What is the supported external API of the Math Library?

I like your direction here @sakrejda . That is - the Stan project is in existence to solve Bayesian problems - easy ones, hard ones - any Bayesian problem. Anything it takes to get there is what we care about. We obviously want that Stan is a stable thing. We want Stan to only get faster over time and we want it to always give us the correct posterior (so the set of correct posteriors must grow over time).

Now there have been made efforts in the past to have a Stan-math library tailored for autodiff - which is why there is an arxiv publication. However, this is a side-product (at least to me).

Having a stable API is obviously helping us to get to our goal of an awesome Stan. However, where I do object somewhat is that Stan-math clients are our main objective here. We should be kind to them, yes, of course. We have created the side-product ourselves, but if we now make things more formal we must align it with our over-arching project goal - and that is “Stan” as a tool to crunch Bayesian problems.

If having the side-product Stan-math autodiff library leads to a lot of contributions from people who use it for a autodiff library only… then that’s value for the Stan project, but I haven’t seen this happening.

Maybe this helps a bit… don’t know.

I have been seeing the opposite advice given recently from more than one core Stan dev - to just change everything to include the relevant top-level include rather than Include What You Use. We should figure out what the procedure is. @syclik is this on a wiki somewhere?

+1 would love further test automation and think that’s a good direction.

This is already in place, and some of the automation around it is being improved now. The focal point for this right now is the CmdStan Performance Tests, where we will soon have a benchmark and numerical gold tests run against CmdStan develop every time it changes (which means every time Stan and Math change as well) (right now it’s just running daily).
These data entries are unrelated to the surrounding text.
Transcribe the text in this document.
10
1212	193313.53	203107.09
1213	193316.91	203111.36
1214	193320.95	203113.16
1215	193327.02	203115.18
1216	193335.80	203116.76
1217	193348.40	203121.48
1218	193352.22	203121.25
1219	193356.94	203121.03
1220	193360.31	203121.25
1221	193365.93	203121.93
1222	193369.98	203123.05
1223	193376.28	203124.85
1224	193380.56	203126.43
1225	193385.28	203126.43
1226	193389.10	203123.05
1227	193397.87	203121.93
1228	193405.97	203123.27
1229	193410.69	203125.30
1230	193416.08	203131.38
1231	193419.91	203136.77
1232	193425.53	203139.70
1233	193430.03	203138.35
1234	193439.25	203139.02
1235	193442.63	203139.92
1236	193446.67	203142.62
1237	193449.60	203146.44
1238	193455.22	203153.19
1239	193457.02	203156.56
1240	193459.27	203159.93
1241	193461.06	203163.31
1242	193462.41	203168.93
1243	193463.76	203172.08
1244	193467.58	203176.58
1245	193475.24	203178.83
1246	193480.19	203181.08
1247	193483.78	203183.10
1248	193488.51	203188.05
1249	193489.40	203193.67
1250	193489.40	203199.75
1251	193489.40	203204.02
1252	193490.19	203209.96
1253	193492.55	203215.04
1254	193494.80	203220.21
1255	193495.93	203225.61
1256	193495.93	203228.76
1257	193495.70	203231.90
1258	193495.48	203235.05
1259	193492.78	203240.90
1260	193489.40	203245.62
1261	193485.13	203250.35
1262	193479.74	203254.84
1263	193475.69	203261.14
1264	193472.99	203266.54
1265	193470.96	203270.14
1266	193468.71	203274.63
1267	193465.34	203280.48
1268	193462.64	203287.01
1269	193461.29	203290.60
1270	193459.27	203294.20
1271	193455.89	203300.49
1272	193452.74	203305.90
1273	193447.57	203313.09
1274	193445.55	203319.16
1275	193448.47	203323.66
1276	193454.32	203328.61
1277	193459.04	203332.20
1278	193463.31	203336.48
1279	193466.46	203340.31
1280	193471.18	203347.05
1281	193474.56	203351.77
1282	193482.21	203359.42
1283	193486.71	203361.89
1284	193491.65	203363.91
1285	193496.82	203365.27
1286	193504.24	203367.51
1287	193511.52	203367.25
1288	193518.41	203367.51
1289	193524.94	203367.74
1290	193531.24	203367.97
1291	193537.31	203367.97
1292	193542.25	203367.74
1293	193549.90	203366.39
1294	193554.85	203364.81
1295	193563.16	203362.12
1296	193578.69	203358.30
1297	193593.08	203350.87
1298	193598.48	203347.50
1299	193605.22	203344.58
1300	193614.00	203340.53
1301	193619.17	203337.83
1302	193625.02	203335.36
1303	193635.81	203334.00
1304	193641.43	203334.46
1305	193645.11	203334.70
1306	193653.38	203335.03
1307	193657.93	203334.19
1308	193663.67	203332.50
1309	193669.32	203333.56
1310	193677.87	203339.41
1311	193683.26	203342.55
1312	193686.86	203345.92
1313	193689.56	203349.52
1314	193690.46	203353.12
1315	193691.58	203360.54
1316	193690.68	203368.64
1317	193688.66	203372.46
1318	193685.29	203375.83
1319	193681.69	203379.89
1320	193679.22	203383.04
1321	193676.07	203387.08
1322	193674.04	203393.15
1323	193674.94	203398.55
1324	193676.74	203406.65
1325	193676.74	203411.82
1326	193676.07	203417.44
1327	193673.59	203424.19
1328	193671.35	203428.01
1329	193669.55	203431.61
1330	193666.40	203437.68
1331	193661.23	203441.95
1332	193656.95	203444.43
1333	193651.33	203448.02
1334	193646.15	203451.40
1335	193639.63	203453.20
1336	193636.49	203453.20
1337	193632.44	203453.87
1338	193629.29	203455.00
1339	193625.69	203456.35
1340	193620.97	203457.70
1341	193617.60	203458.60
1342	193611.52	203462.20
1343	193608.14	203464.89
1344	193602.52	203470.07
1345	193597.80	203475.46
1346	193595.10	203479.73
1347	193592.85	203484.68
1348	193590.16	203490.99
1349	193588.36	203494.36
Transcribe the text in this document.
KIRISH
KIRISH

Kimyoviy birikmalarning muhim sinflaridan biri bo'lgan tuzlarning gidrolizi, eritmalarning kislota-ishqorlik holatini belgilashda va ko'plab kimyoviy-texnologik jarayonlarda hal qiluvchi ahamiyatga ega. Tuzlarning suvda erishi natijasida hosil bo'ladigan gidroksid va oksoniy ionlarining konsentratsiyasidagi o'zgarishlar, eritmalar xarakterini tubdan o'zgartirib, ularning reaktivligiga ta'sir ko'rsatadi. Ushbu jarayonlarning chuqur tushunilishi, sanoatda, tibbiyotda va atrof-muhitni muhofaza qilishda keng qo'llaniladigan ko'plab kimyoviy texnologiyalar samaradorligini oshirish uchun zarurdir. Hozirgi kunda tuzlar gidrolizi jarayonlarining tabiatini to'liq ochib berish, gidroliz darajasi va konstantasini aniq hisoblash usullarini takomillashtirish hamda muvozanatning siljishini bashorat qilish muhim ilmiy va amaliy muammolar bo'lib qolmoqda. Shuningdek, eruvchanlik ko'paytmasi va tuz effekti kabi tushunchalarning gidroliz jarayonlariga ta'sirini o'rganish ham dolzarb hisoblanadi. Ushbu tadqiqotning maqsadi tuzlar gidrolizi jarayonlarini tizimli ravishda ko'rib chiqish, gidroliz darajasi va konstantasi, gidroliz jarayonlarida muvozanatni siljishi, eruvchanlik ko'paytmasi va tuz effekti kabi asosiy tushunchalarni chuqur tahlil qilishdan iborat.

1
We’ll also have benchmark results and numerical gold tests running vs. develop running on PRs soon.

I don’t see why we have to explicitly decide that right now - it would help clarify things a lot, and Bob was moving that direction when he was technical director, but I actually think the Math library can be a useful thing even if we simplify it. Would you mind writing up what we lose if we switch to supporting only rev/mat.hpp and mix/mat.hpp? Here’s my quick list:

  • The ability to use the Math library without using Eigen (probably doesn’t work; already decided we don’t care about it w/ the flattening)
  • We introduce some chance of breakage for people who are not using autodiff at all (which I assume we don’t care about as we’re primarily an autodiff library)
  • Same thing for those who are using JUST forward mode and not mix - but we have always told people that forward mode isn’t tested and to use it at one’s own risk. So this is just a formalization of this pre-existing policy.

There is probably more I’m forgetting, but let’s talk about the actual decision here w.r.t. moving testing & support to the two headers and try to analyze the pros and cons by group of users.

I didn’t say decide, I want you to understand the perspective. The main user of the math library who needs to think of it in terms other than autodiff is the math Dev looking to improve it or to fix a bug. We need testing for prim independent of all the ‘rev’ machinery because some of the most complex gradients are implemented as separate functions in prim and nobody wants to troubleshoot that mess on top of autodiff. There are few of us who can do it in the first place and the time:reward ratio for implementing fixes to the numerical code is pretty dismal already.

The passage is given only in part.